With new units flooding the multifamily market in recent months, many property management companies (PMCs) are reevaluating their strategies for attracting and retaining residents. Between January and September 2024, multifamily housing completions averaged an annualized rate of 606,000 units—a 36.1% increase compared to the same period in 2023.

“Many builders raced to get projects funded and started prior to the rate rise back in early ’22,” says Joe Settimi, SVP of Assurant Renters Solutions. “A record number of units came online last year, and that oversupply certainly had an impact on rents and occupancy.”

In response, PMCs are looking beyond traditional concessions to reduce move-in friction, support leasing teams and create the types of experiences that drive renewals and long-term retention.

Recommended For You

Reviewing Concessions with a Broader Lens

One of the most difficult friction points with new residents, according to Settimi, remains the move-in itself. From paperwork to utility transfers, the process can be time-consuming, stressful and expensive. “Concessions are often the first option that many property management companies turn to,” says Settimi, “but they can have long-term financial risks.”
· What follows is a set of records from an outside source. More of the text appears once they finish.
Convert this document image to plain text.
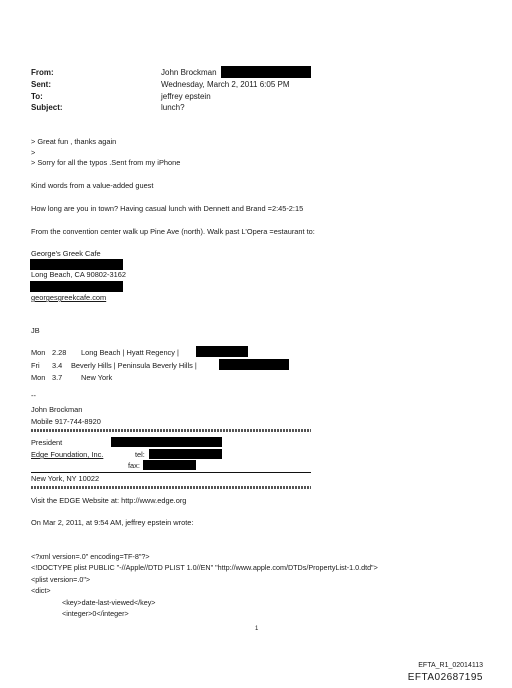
From:	John Brockman
Sent:	Wednesday, March 2, 2011 6:05 PM
To:	jeffrey epstein
Subject:	lunch?
> Great fun , thanks again
>
> Sorry for all the typos .Sent from my iPhone
Kind words from a value-added guest
How long are you in town? Having casual lunch with Dennett and Brand =2:45-2:15
From the convention center walk up Pine Ave (north). Walk past L'Opera =estaurant to:
George's Greek Cafe
Long Beach, CA 90802-3162
georgesgreekcafe.com
JB
Mon 2.28 Long Beach | Hyatt Regency |
Fri 3.4 Beverly Hills | Peninsula Beverly Hills |
Mon 3.7	New York
--
John Brockman
Mobile 917-744-8920
President
Edge Foundation, Inc.	tel:
fax:
New York, NY 10022
Visit the EDGE Website at: http://www.edge.org
On Mar 2, 2011, at 9:54 AM, jeffrey epstein wrote:
<?xml version=.0" encoding=TF-8"?>
<!DOCTYPE plist PUBLIC "-//Apple//DTD PLIST 1.0//EN" "http://www.apple.com/DTDs/PropertyList-1.0.dtd">
<plist version=.0">
<dict>
<key>date-last-viewed</key>
<integer>0</integer>
1
EFTA_R1_02014113
EFTA02687195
That’s why some PMCs are addressing affordability with alternative models, such as deposit alternatives or installment options.
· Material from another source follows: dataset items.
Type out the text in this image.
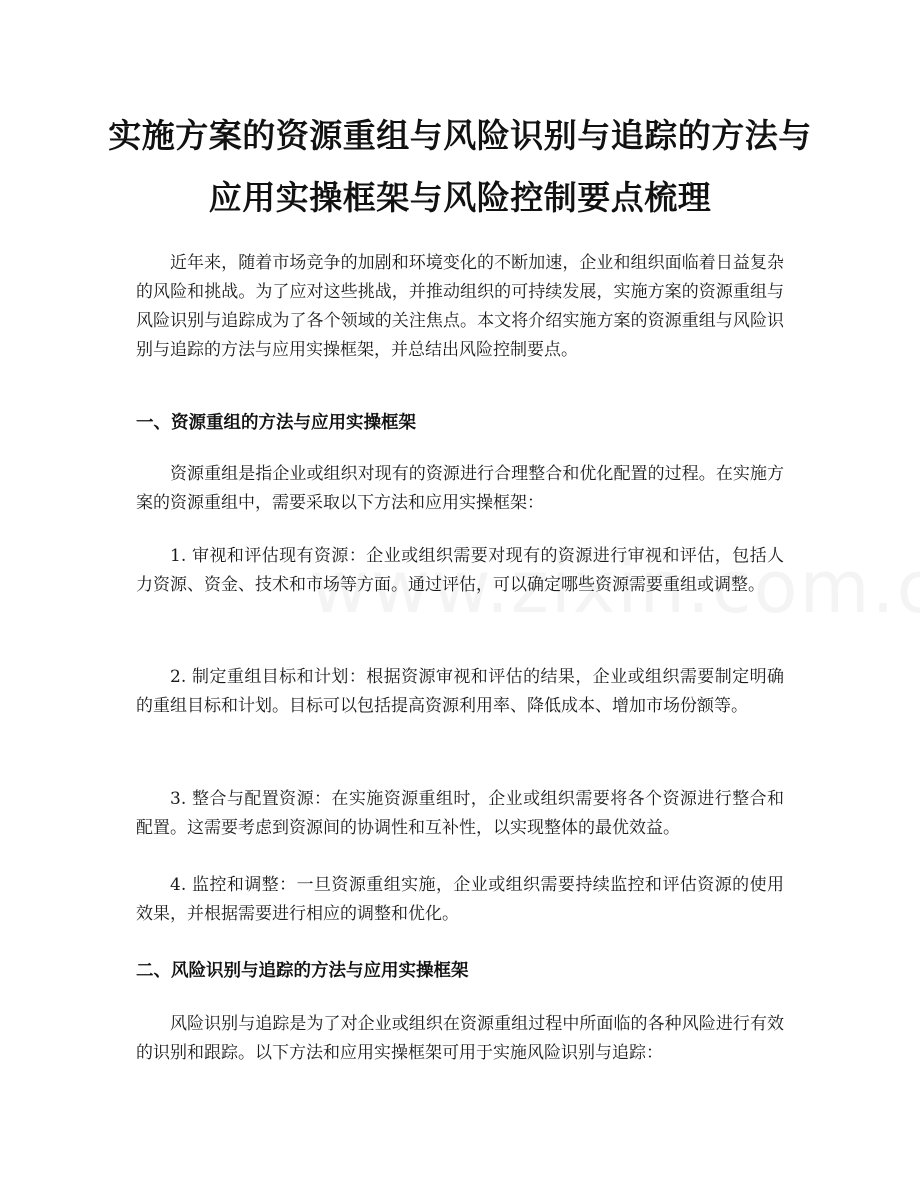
实施方案的资源重组与风险识别与追踪的方法与应用实操框架与风险控制要点梳理

近年来，随着市场竞争的加剧和环境变化的不断加速，企业和组织面临着日益复杂的风险和挑战。为了应对这些挑战，并推动组织的可持续发展，实施方案的资源重组与风险识别与追踪成为了各个领域的关注焦点。本文将介绍实施方案的资源重组与风险识别与追踪的方法与应用实操框架，并总结出风险控制要点。

一、资源重组的方法与应用实操框架

资源重组是指企业或组织对现有的资源进行合理整合和优化配置的过程。在实施方案的资源重组中，需要采取以下方法和应用实操框架：

1. 审视和评估现有资源：企业或组织需要对现有的资源进行审视和评估，包括人力资源、资金、技术和市场等方面。通过评估，可以确定哪些资源需要重组或调整。

2. 制定重组目标和计划：根据资源审视和评估的结果，企业或组织需要制定明确的重组目标和计划。目标可以包括提高资源利用率、降低成本、增加市场份额等。

3. 整合与配置资源：在实施资源重组时，企业或组织需要将各个资源进行整合和配置。这需要考虑到资源间的协调性和互补性，以实现整体的最优效益。

4. 监控和调整：一旦资源重组实施，企业或组织需要持续监控和评估资源的使用效果，并根据需要进行相应的调整和优化。

二、风险识别与追踪的方法与应用实操框架

风险识别与追踪是为了对企业或组织在资源重组过程中所面临的各种风险进行有效的识别和跟踪。以下方法和应用实操框架可用于实施风险识别与追踪：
Another expense that prospective residents face is renters insurance. Settimi notes that offering a simple way to provide comprehensive coverage during the leasing process can improve the experience and help ease costs. “Some newer options allow you to build that premium into the rent payment, so there aren’t any extra steps for the resident, and both the resident and the property are continuously protected.”

However, Settimi cautions against waiver programs that lack transparency. Renters may assume their personal belongings are covered only to find out too late that they aren’t. Situations like this can create negative experiences and lead to reputational damage.
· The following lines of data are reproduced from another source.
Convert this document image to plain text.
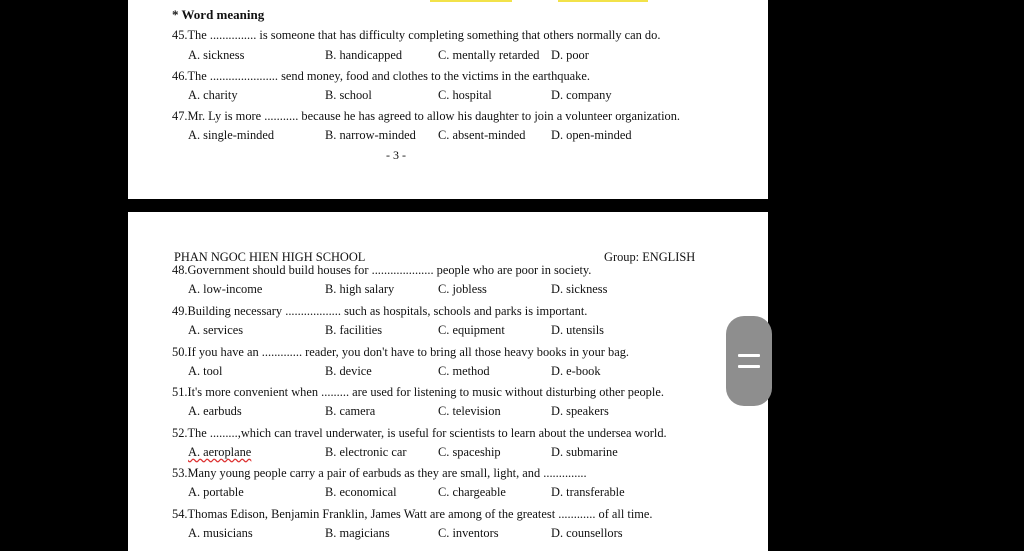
* Word meaning
45.The ............... is someone that has difficulty completing something that others normally can do.
A. sickness	B. handicapped	C. mentally retarded D. poor
46.The ...................... send money, food and clothes to the victims in the earthquake.
A. charity	B. school	C. hospital	D. company
47.Mr. Ly is more ........... because he has agreed to allow his daughter to join a volunteer organization.
A. single-minded	B. narrow-minded C. absent-minded D. open-minded
- 3 -
PHAN NGOC HIEN HIGH SCHOOL	Group: ENGLISH
48.Government should build houses for .................... people who are poor in society.
A. low-income	B. high salary	C. jobless	D. sickness
49.Building necessary .................. such as hospitals, schools and parks is important.
A. services	B. facilities	C. equipment	D. utensils
50.If you have an ............. reader, you don't have to bring all those heavy books in your bag.
A. tool	B. device	C. method	D. e-book
51.It's more convenient when ......... are used for listening to music without disturbing other people.
A. earbuds	B. camera	C. television	D. speakers
52.The .........,which can travel underwater, is useful for scientists to learn about the undersea world.
A. aeroplane	B. electronic car	C. spaceship	D. submarine
53.Many young people carry a pair of earbuds as they are small, light, and ..............
A. portable	B. economical	C. chargeable	D. transferable
54.Thomas Edison, Benjamin Franklin, James Watt are among of the greatest ............ of all time.
A. musicians	B. magicians	C. inventors	D. counsellors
Prioritizing Amenities That Matter
While traditional amenities like pools and gyms are still valuable to residents, they’re often expensive to upgrade. This is leading many PMCs to shift their focus to lower-cost, higher-value offerings, such as coworking spaces, pet amenities, green areas, and smart home features.

Technology, in particular, is becoming a key differentiator. According to Assurant research, 56% of renters say smart home features are among the most important factors when choosing a rental. Nearly 20% also say they need technical assistance on a regular basis.

This demand is pushing maintenance requests to a level that many PMCs find hard to manage. Assurant recently responded by launching Assurant TechPro, a cross-platform support service that provides residents with unlimited live technical assistance for everything from Wi-Fi connection issues to setting up smart home devices.

“Based on our research, a super high 86% of renters indicated that adding tech support would significantly increase their positive perception of the PMC,” Settimi notes.

Shifting to a Service-First Approach

As PMCs move forward in an oversupplied market, shifting from an operational mindset to a service-first approach will become even more important. When leasing offices can ease move-in burdens and reduce back-office responsibilities, they can focus more energy on serving residents and creating experiences that are worthy of renewal.

“What we’re really aiming for is that when residents reach the end of their lease, they feel at home and cared for and aren’t even considering going anywhere else,” says Settimi.